The House of Representatives have urged the Group Managing Director (GMD) of the Nigerian National Petroleum Corporation (NNPC) to immediately commence operation of the Warri Refining and Petrochemical Company to improve on the production capacity.
They also urged the General Managing Director, NNPC to furnish the Committee on Petroleum Resources (Upstream) with details and circumstances surrounding the storage lease which are not disposing of the company.
The Members mandated the Committee on Petroleum (Upstream) to investigate the failure, refusal and/or neglected of the NNPC to address the haulage challenges viz a viz inadequate storage tanks affecting the Warri refining and petrochemical company to forestall the frequent shutting down of the Refinery and report back in 4 weeks.
These resolutions followed a motion by Ben Igbakpa, on the commencement of operations at the Warri Refining and Petrochemical Company.
The House noted that the Warri Refining and Petrochemical Company is mandated to produce refined product from mainly local crude and that the three main sections of the production department, namely: reforming, crude distillation and catalytic cracking units have operated for the past (8) years due to the efforts of it personnel.
The House said they were aware that the Plants were operating at an output of around 115m3/hour which translates to about 68% installed capacity, saying products that were being supplied from the Refinery included; Premium Motor Spirit (PMS) or Petrol, Automotive Gas Oil (AGO), Kerosene (DPK), LPG, Low Pour Fuel Oil (LPFO) for Ships and Industrial Fuel and Carbon Black
“The House is Disturbed that the refinery has not operate optimally due to allegedly top Management decisions of the Nigerian National Petroleum Corporation (NNPC) to ground the plant for personal benefit from marketers importing products that can be produced in the refinery;
“Concerned that the plant had severally shut down due to haulage challenges, neglect in the evacuation of products, lack of functional or operational storage tanks and poor maintenance culture on the part of management which also constitutes another reason for the refinery non – functionality;
“Aware of the alleged plan to ground the plant from refining products by members of the top echelon of the Warri Refinery in collaboration with the Chief Operating Officer (COO) as well as diverting crude meant for refining;
“Also aware that when crude oil is delivered from Escravous tank farm for refining, the products are hoarded for about 14 days and thereafter diverted through the refinery jetty to interested buyers (or specific companies they have special interests in) who pay less.
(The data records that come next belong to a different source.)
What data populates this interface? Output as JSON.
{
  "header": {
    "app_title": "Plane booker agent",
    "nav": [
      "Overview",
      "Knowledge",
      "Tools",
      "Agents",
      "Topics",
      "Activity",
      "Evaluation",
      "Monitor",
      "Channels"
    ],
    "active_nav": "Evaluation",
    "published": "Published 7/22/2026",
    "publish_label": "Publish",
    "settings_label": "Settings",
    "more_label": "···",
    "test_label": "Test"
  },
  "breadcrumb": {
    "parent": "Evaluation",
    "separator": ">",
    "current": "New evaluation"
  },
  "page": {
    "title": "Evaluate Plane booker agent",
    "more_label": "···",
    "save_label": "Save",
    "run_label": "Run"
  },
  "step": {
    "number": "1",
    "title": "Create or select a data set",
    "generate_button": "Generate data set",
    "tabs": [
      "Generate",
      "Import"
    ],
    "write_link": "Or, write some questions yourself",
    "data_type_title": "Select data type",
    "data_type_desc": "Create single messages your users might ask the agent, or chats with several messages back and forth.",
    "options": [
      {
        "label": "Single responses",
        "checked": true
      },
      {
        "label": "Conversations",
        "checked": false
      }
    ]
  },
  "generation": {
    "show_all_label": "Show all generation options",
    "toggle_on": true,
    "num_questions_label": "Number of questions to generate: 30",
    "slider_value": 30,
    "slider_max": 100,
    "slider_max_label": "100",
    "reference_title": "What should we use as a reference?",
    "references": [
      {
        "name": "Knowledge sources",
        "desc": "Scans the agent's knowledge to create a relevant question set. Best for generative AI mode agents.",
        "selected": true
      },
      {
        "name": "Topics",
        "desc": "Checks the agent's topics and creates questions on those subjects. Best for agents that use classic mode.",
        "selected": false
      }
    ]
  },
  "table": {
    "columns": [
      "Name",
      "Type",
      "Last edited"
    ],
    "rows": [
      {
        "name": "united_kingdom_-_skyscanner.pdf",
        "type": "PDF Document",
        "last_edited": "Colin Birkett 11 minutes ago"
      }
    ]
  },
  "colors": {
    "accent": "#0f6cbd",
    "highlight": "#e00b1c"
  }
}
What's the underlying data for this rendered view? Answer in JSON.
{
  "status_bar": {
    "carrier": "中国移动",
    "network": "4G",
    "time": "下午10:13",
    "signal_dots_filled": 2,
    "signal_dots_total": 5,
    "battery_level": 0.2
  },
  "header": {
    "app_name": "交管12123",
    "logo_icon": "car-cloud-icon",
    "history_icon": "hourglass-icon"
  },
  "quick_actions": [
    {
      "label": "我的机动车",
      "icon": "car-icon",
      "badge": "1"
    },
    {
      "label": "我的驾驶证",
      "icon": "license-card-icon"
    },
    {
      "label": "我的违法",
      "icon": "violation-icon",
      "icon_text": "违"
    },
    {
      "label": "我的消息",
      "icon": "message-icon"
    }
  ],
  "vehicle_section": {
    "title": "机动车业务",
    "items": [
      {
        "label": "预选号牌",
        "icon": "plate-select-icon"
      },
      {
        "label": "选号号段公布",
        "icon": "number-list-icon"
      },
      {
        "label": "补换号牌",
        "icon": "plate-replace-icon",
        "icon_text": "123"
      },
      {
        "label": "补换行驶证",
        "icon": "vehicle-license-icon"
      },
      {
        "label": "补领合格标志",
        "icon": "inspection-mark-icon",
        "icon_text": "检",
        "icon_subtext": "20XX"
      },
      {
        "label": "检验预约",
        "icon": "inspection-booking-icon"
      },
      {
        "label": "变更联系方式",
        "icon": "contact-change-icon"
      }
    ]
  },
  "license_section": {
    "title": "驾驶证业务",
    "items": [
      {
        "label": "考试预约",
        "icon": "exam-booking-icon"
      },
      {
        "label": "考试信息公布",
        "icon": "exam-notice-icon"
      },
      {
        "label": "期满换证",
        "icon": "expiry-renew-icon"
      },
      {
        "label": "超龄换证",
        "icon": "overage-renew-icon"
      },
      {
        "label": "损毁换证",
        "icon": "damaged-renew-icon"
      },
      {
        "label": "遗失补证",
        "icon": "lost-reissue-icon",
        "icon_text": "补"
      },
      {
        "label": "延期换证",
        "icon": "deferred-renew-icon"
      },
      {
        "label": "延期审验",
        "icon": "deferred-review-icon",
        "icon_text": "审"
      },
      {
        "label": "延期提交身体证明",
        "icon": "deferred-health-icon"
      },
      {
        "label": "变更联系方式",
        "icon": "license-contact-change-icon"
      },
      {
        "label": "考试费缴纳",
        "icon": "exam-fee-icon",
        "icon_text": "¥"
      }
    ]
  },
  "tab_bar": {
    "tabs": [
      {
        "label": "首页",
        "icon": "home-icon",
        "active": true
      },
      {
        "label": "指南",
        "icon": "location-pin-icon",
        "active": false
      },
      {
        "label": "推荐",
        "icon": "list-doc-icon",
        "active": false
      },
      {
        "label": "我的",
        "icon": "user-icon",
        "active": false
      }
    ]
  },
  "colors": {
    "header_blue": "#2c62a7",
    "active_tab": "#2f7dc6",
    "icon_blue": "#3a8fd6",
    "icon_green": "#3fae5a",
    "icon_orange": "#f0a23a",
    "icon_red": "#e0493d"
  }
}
The resultant effects of this perceived economic sabotage is that the plant is brought down because no crude to refine as it has been diverted;
“Further aware that when it became apparent that the Management of Warri Refinery have abandoned their responsibility of maintaining the Plant, the staff of the Refinery on several occasions contributed their monies to buy materials and tools to fix faulty equipment;
“Alarmed that currently, most of the spherical tanks used for storage of Liquefied Petroleum Gas (LPG) have been leased out to Kwale Hydrocarbon Nigeria Limited (KHNL), a private company while other storage tanks are being leased out to private interests all in a bid to ensure that the Warri Refining and petrochemical company remains shut down indefinitely, even when the said Refinery has the production capacity of 75 %;
“Cognizant that the Federal Government has officially confirmed the return of fuel subsidy, as the Petroleum Products Pricing Regulatory Agency (PPPRA) has on 11 March 2021 fixed the pump price of PMS also known as petrol, at N212.61 per liter, for March, which the Minister of State for Petroleum Resources and NNPC has denied yet petroleum marketers sell between N175 – N200 depending on the location;
“Also cognizant that the increase is due to the shutdown of local refineries and create the cost elements of the commodity which the Petroleum Products Price Regulatory Agency ( PPPRA) analyzed as comprising the addition to the ex-coastal price of average lightering expenses, Nigerian Maritime Administration (NIMASA) charges, jetty throughput charges, storage charge and average financing costs with the inclusion of retailers’ margin has now brought the pump price of the commodity to 212.61 per liter;
“Believes that all that was required was routine maintenance to further improve the operating capacity of the refinery which the local manpower was very capable of providing and have demonstrated same overtime to make the price of Premium Motor Spirit (PMS) affordable;
“Also believes that the commencement of local production will help to mitigate the incessant and upward price adjustment of the petroleum products, ameliorate the hardship and inflation that comes with such exercise to Nigeria and Nigerians,” the lawmakers said.